Defendants are ORDERED to timely file an appropriate responsive pleading to
the Complaint and shall not waive filing a reply pursuant to 42 U.S.C. § 1997e(g).
Pursuant to Administrative Order No. 244, Defendants need only respond to the issues
stated in this Merits Review Order.
If judgment is rendered against Plaintiff, and the judgment includes the payment
of costs under Section 1915, Plaintiff will be required to pay the full amount of the costs,
regardless of whether his application to proceed in forma pauperis was granted. See 28
U.S.C. § 1915(f)(2)(A).
Plaintiff is ADVISED that he is under a continuing obligation to inform the Clerk
of Court and each opposing party of any address changes; the Court will not
independently investigate his whereabouts. This shall be done in writing and not later
than 14 days after a transfer or other change of address occurs. Failure to comply with
this order will cause a delay in the transmission of court documents and may result in
dismissal of this action for failure to prosecute. FED. R. CIV. P. 41(b).
The Clerk of Court is DIRECTED to enter the standard HIPAA Order in this case
because it will involve the exchange of medical records.
IT IS SO ORDERED.
Dated: November 13, 2023
/s David W. Dugan
DAVID W. DUGAN
United States District Judge
NOTICE TO PLAINTIFF
The Court will take the necessary steps to notify the appropriate defendants of your
lawsuit and serve them with a copy of your complaint. After service has been achieved,
the defendants will enter their appearance and file an Answer to the complaint. It will
likely take at least 60 days from the date of this Order to receive the defendants’ Answers,
but it is entirely possible that it will take 90 days or more. When all of the defendants
have filed Answers, the Court will enter a Scheduling Order containing important
information on deadlines, discovery, and procedures. Plaintiff is advised to wait until
counsel has appeared for the defendants before filing any motions, to give the defendants
notice and an opportunity to respond to those motions. Motions filed before defendants’
counsel has filed an appearance will generally be denied as premature. Plaintiff need not
submit any evidence to the Court at his time, unless otherwise directed by the Court.

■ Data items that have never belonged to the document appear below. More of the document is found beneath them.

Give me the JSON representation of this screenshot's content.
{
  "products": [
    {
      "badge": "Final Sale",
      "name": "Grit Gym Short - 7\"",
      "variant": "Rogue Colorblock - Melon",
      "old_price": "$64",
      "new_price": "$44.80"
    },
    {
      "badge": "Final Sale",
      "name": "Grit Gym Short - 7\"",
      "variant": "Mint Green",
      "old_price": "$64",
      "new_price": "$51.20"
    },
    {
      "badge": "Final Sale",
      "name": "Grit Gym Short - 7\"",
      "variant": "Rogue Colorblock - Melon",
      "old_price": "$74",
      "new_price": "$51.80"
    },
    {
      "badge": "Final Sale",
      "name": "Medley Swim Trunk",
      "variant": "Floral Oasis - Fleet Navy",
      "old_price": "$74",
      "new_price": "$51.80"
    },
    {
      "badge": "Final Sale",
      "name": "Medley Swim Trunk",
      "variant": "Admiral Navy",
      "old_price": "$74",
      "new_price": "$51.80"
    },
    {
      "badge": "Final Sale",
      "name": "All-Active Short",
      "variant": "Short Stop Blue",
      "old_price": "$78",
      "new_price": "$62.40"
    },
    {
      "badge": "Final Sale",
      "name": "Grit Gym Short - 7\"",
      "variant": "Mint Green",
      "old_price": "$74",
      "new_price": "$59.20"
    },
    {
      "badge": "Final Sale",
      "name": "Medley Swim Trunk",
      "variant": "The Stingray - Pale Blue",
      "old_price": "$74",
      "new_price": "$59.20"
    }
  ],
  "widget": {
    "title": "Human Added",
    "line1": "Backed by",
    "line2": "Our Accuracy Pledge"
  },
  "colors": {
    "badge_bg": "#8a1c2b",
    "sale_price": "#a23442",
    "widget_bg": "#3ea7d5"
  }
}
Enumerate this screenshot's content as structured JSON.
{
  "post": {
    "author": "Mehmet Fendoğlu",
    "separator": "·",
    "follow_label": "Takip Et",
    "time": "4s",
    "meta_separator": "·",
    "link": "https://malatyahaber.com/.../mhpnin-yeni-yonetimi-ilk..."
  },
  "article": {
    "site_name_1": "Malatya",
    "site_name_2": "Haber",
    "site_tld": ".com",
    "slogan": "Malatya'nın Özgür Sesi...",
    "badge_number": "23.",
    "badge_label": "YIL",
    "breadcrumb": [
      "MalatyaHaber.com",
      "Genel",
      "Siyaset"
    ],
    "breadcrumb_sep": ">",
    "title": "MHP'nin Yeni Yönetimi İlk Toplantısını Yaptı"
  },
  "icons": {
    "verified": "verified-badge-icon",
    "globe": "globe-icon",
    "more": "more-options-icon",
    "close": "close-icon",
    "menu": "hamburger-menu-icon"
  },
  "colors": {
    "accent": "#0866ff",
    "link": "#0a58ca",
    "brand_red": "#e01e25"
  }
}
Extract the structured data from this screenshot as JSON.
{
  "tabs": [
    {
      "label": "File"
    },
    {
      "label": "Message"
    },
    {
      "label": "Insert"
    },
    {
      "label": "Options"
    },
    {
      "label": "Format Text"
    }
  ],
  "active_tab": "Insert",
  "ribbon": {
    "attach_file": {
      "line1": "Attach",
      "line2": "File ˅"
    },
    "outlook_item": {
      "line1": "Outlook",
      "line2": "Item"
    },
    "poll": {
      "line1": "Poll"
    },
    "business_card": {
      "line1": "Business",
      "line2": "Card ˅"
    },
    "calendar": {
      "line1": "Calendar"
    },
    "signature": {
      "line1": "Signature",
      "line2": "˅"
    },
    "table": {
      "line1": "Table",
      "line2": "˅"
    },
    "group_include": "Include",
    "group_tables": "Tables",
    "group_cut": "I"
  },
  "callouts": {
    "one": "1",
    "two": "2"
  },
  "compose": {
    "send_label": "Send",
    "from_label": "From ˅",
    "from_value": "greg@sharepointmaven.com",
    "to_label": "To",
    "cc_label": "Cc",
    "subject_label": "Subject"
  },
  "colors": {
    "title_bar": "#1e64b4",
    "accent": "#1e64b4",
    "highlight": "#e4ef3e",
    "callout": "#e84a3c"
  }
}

The Court wishes to remind the Plaintiff that litigation is often viewed a series of hurdles
that the Plaintiff must clear to get to another hurdle. Initial screening is such a hurdle, but
it is a very low one for the Plaintiff to clear. As noted above, surviving initial screening
only requires the bare statement of a claim that, if proven, could entitle Plaintiff to some
relief. At trial, he will need to prove by a preponderance of evidence that the facts alleged
actually occurred and that those facts satisfy the legal requirements for recovery. Trial is
the highest and most difficult of hurdles for any Plaintiff to clear.